Hello! My name is Jessica (or "Jesca" if you are Ugandan) and I am one of the contributors to Jireh's blog. I got involved with Jireh after Pastor Grace came to visit San Diego in 2006. Seeing the pictures of the children and hearing his vision, my heart was tugged. Needless to say, I'm still involved with Jireh, and took some time off from my career (I'm a software engineer) to spend last summer in Uganda at the Children's Centre. I help Adam with website and sometimes write for the blogs and newsletters and whatnot
but sometimes it feels like there's so much more that needs to be done...so much more that
could be done. As I try to fall asleep smiling five year olds who need a bath and who are going to bed hungry drift in and out of my mind. I know the foundation, through the sponsorship program, fledgling and new though it may be, has done so much, because when I first met Pastor the children were being fed every other day. Yes, that's right, every other day. Can you imagine if you were only fed every other day? Maybe not. And the teachers weren't getting paid their salaries at all. They were having a hard time retaining staff without money to pay the staff.
But when I went there last summer, I saw teachers getting paid--not their meager salary in full, but a good downpayment on their salary. I saw the children living at the childrens center were getting fed two to three meals a day. Not glamorous meals. Its mostly things like millet or rice porridge, beans, and Posho (a bland rice-like mixture made out of maize flour) as the bulk of their diet. Kids were occasionally having stomach problems because of the repetition without variation in their diets, and perhaps the lackings of nutrients from vegetables (though they do have Juice Plus vegetable-vitamins that the foundation has been coordinating sending over to help with this!).
But I still saw day scholars going hungry, starving little hands reaching out to me, begging for another bite of my lunch that I hadn't the stomach to eat myself. "We just don't have the money to feed them too"--it breaks your heart to hear and see...but at the same time, it gives me so much hope that I have the personal opportunity to love sacrificially to help change that...even I'm alone in the battle.

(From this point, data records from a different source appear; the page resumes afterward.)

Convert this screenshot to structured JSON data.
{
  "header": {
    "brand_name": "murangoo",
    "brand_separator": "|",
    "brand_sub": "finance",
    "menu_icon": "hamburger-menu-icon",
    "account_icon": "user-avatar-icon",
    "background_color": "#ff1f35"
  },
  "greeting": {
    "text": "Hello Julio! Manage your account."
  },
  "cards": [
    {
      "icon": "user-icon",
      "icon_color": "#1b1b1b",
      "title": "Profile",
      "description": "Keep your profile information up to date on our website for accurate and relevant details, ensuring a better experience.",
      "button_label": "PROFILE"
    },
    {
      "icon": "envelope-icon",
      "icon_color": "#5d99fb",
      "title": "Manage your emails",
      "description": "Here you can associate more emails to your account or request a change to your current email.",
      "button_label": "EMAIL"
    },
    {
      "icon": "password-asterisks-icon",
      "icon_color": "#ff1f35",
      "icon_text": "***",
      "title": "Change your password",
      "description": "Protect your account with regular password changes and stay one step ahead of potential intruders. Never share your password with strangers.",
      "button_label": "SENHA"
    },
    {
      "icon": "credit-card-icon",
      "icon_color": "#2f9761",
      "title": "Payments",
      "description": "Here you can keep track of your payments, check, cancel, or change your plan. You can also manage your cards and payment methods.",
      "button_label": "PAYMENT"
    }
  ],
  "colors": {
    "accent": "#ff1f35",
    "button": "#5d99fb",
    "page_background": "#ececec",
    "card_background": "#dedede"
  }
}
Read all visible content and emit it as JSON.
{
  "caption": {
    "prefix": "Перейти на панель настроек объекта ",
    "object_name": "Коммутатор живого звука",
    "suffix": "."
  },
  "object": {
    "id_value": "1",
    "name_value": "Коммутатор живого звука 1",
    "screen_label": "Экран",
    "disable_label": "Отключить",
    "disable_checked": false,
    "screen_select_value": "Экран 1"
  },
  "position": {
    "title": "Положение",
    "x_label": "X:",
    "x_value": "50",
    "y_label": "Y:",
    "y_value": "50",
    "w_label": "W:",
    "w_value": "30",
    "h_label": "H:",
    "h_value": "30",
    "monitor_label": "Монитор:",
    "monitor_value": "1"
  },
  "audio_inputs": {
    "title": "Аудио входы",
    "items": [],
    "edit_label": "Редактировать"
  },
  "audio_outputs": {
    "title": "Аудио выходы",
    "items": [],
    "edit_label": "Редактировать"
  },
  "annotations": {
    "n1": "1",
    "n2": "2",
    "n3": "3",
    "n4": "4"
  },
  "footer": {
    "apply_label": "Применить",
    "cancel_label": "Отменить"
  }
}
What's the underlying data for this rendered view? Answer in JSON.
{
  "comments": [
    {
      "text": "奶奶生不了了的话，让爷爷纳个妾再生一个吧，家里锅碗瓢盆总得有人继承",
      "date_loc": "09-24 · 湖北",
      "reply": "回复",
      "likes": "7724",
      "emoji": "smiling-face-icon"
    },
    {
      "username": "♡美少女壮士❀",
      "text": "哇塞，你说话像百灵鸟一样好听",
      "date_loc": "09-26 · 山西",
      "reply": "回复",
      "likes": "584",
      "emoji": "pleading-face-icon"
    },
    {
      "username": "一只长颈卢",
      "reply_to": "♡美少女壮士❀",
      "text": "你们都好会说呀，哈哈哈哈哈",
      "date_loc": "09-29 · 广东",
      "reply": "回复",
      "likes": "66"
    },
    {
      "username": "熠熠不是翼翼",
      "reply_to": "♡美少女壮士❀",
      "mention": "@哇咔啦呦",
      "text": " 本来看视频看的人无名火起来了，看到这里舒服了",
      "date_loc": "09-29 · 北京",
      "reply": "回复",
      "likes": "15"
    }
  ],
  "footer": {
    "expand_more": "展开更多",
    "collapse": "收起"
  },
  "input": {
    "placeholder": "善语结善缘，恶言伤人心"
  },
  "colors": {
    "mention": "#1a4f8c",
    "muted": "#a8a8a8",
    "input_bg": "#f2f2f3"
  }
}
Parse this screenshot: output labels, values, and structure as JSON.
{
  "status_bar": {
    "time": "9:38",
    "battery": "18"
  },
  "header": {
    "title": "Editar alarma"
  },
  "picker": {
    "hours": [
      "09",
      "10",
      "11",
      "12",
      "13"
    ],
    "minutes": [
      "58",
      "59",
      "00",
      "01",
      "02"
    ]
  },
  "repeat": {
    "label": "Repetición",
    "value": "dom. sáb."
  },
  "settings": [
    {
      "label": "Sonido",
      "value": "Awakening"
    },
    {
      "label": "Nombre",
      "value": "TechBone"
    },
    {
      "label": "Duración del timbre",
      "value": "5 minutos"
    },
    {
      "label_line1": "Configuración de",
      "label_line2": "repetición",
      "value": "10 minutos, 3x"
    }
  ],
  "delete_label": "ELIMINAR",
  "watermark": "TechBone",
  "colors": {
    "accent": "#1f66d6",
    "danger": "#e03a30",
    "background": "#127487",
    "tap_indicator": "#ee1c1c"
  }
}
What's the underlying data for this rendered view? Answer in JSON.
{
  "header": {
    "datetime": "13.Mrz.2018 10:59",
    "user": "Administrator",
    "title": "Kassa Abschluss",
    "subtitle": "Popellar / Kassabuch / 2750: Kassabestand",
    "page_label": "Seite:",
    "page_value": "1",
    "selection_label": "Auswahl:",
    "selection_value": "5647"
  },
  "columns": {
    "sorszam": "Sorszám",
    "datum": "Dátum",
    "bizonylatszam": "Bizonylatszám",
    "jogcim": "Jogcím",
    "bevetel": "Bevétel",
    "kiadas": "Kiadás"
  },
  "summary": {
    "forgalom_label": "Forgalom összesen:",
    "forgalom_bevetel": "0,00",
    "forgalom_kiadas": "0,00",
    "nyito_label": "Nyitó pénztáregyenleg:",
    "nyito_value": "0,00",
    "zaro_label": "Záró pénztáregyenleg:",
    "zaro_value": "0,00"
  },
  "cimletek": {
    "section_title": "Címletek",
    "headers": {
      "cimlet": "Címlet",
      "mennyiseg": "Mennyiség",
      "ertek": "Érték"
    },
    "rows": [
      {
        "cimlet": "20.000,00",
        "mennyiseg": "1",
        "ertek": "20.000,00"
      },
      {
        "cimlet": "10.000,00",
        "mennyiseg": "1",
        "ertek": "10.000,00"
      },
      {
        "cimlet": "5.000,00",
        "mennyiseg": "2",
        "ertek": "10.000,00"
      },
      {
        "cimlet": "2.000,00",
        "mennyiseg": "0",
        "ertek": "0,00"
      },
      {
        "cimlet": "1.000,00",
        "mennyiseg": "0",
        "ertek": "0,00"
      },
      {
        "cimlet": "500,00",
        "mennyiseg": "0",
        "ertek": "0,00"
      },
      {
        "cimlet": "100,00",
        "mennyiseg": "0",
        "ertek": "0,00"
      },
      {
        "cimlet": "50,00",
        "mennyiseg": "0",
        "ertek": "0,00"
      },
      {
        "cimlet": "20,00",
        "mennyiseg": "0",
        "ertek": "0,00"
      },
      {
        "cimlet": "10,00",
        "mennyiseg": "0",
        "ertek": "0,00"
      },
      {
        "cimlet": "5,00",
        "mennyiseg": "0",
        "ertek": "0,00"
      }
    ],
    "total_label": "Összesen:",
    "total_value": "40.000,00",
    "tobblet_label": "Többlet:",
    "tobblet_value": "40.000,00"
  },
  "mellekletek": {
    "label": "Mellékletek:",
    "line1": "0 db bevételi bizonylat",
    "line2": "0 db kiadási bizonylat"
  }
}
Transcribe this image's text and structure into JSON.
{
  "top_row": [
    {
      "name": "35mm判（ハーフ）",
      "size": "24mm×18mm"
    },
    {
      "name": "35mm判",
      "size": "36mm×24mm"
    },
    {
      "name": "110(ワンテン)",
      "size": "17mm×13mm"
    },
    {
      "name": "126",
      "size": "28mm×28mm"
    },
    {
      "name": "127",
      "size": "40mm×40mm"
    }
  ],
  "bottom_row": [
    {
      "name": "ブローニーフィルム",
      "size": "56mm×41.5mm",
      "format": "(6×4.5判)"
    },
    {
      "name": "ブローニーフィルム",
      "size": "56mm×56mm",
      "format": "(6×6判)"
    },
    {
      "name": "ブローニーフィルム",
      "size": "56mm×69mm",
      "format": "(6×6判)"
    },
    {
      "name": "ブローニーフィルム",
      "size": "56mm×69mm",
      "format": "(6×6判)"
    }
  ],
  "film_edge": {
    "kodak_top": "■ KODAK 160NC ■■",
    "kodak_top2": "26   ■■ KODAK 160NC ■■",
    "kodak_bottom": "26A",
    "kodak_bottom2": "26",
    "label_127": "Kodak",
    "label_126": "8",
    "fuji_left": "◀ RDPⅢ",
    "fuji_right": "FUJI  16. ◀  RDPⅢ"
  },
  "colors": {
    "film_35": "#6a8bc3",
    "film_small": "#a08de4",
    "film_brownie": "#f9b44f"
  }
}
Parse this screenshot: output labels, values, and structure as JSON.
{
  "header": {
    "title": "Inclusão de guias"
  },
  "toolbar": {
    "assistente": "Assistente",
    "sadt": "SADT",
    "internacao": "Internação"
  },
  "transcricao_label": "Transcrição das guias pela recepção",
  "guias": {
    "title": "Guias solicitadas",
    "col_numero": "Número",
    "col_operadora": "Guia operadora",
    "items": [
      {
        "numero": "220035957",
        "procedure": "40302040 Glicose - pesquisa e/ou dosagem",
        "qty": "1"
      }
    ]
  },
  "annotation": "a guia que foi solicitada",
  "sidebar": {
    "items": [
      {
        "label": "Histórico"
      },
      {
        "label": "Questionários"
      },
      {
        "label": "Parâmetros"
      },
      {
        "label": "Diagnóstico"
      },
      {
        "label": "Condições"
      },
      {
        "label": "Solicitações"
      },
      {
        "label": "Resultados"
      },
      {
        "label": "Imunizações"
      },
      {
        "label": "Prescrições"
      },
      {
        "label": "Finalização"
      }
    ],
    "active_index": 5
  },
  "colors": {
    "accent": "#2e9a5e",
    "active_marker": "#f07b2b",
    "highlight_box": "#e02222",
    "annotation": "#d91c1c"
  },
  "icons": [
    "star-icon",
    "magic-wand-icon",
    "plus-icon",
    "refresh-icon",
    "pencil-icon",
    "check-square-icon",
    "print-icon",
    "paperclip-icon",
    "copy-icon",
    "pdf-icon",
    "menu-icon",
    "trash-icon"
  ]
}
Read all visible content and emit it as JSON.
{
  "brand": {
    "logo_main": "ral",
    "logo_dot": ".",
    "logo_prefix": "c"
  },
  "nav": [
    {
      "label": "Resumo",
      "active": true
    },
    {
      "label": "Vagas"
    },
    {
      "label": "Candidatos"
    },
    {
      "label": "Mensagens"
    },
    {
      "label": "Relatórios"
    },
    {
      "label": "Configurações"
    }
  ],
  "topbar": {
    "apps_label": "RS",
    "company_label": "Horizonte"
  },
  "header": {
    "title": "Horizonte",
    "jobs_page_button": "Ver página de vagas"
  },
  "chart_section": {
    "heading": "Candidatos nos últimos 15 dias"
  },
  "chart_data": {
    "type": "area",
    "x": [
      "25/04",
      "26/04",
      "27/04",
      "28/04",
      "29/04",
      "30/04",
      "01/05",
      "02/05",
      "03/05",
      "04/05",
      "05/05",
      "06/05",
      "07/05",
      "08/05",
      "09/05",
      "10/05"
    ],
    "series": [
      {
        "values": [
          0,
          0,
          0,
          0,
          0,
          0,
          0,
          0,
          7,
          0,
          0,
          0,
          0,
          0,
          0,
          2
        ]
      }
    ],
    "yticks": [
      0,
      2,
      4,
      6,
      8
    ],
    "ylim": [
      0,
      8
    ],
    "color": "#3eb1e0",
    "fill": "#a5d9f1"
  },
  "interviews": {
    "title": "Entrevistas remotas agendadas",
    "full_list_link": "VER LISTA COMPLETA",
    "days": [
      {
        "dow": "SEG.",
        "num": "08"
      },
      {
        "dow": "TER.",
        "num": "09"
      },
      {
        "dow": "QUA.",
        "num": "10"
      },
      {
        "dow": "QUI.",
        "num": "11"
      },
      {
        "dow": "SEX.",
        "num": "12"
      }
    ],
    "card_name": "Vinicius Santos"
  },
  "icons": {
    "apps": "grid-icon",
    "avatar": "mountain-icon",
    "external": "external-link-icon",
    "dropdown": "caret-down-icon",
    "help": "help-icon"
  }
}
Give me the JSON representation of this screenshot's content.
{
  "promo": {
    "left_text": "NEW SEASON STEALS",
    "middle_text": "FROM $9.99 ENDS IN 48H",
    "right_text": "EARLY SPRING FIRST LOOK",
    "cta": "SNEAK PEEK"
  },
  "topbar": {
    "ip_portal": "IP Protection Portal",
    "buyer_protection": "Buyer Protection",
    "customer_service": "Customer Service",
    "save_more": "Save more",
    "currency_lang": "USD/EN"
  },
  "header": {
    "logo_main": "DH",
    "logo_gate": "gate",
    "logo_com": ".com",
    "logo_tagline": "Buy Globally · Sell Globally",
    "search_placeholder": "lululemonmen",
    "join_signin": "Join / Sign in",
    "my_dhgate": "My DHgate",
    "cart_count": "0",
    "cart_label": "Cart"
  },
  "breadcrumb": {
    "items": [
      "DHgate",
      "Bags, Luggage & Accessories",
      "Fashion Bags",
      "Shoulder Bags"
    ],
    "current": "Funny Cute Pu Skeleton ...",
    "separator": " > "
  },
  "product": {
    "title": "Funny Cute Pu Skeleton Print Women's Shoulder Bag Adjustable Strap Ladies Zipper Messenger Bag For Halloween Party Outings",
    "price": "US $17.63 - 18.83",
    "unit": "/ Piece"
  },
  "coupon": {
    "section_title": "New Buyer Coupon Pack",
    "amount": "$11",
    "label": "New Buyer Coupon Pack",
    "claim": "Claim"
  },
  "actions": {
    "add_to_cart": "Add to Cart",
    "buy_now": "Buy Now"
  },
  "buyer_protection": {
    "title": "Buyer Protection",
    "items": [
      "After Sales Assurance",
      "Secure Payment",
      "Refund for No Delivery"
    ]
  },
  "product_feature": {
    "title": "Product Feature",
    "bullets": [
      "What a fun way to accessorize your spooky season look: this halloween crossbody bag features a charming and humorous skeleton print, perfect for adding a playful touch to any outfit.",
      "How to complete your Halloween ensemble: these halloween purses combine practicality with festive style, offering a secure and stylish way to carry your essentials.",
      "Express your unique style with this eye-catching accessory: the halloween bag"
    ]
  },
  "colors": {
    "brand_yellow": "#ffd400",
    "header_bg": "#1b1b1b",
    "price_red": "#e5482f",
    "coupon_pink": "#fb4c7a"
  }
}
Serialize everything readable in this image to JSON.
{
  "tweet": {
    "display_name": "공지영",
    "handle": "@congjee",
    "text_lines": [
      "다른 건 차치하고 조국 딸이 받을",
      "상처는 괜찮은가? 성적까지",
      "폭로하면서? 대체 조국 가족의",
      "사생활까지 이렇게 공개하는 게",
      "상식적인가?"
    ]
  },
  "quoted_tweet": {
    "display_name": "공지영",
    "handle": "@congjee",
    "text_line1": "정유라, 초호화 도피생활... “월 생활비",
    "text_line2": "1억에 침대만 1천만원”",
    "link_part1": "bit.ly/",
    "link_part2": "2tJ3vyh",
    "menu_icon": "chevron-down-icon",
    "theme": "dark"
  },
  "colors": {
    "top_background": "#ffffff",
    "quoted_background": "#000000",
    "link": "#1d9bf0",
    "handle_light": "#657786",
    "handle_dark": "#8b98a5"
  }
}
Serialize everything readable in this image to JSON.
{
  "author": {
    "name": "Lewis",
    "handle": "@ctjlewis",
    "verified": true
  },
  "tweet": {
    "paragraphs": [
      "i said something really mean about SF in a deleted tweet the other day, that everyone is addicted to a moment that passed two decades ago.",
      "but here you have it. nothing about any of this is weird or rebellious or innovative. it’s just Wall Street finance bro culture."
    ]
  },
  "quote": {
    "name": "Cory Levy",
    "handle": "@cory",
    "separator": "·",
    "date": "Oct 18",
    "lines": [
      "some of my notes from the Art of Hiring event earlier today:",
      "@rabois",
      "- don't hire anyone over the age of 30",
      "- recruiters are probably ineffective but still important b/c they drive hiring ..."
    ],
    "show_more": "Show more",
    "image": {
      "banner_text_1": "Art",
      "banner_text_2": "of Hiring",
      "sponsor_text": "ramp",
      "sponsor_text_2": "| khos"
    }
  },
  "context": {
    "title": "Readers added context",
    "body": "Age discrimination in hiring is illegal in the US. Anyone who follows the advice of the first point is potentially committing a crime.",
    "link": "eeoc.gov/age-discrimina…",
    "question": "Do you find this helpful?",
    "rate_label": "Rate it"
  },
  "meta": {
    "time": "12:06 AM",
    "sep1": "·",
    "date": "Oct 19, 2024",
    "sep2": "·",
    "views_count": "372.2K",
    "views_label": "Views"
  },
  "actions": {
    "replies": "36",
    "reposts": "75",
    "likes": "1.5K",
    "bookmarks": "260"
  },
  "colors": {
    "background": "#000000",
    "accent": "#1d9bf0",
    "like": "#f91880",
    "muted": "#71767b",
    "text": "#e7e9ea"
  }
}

But I know I'm not. Every one more sponsor means kids being fed better, means a teacher has enough income to buy her young child juice when its sick rather than just drinking boiled swamp water. $28 goes a lot farther in Uganda than it does here, it buys a lot of food. Thank you to everyone who is already sponsoring children or making contributions through the foundation, may you remember what a difference you're making!